Protein sequences retrieval of spike S proteins and orf1ab polyprotein

A set of available 714 orf1ab polyproteins at (https://www.ncbi.nlm.nih.gov/protein/?term=orf1ab+polyprotein+%5BSevere+acute+respiratory+syndrome+coronavirus+2%5D) and 9 proteins of spike S glycoproteins at (https://www.ncbi.nlm.nih.gov/protein/?term=spike+S+protein+severe+acute+respiratory+syndrome+2+) of SARS-CoV-2 were retrieved from the NCBI. These sequences were retrieved in FASTA format and further used for epitopes conservancy among the retrieved strains. The spike S protein (id= QQL92050.1) and orf1ab protein (id= QQL92048.1) of the new variant strain SARS-CoV-2 VUI 202012/01(MW450666.1) that was recently identified in Britain was also included in the epitopes conservancy analysis.

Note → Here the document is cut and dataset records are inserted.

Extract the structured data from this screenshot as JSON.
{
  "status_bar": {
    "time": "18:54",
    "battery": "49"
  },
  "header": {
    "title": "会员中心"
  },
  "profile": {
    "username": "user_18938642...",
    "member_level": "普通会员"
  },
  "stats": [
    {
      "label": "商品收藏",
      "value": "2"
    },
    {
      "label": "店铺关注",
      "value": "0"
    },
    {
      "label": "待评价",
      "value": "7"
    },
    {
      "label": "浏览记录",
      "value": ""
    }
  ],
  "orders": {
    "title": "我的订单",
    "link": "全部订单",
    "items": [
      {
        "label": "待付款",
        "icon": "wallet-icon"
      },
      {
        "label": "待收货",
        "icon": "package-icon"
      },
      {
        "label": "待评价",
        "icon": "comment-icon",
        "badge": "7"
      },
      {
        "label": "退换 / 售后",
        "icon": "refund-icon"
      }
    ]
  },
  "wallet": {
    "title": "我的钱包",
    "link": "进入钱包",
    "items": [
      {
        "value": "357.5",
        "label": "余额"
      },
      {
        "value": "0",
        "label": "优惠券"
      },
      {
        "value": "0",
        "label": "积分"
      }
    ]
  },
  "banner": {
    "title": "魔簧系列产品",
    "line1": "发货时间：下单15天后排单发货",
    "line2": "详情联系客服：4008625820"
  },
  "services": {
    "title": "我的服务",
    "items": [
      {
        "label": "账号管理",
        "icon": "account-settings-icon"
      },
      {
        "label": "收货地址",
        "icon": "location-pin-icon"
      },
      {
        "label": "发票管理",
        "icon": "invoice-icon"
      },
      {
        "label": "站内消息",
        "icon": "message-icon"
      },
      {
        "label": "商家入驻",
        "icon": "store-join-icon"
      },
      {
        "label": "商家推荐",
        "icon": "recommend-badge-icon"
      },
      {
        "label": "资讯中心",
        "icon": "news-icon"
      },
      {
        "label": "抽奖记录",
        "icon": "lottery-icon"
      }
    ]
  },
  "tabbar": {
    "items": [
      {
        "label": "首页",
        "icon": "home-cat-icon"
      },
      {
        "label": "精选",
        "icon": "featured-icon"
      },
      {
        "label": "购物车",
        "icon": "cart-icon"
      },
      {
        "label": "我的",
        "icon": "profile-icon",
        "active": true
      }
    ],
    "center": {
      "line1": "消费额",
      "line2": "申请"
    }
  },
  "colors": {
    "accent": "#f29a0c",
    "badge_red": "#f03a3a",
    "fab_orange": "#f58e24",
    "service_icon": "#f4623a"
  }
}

Sequence alignment and determination of the conserved regions

The retrieved protein sequences of spike S protein and orf1ab polyprotein were further aligned to obtain conserved epitopes using multiple sequence alignment (MSA) tools, Clustal W, embedded in the BioEdit program, version 7.0.9.0 [62]. MSA analysis was performed to analyze 100% conserved epitopes amongst the screened sequences of spike S protein and orf1ab polyprotein.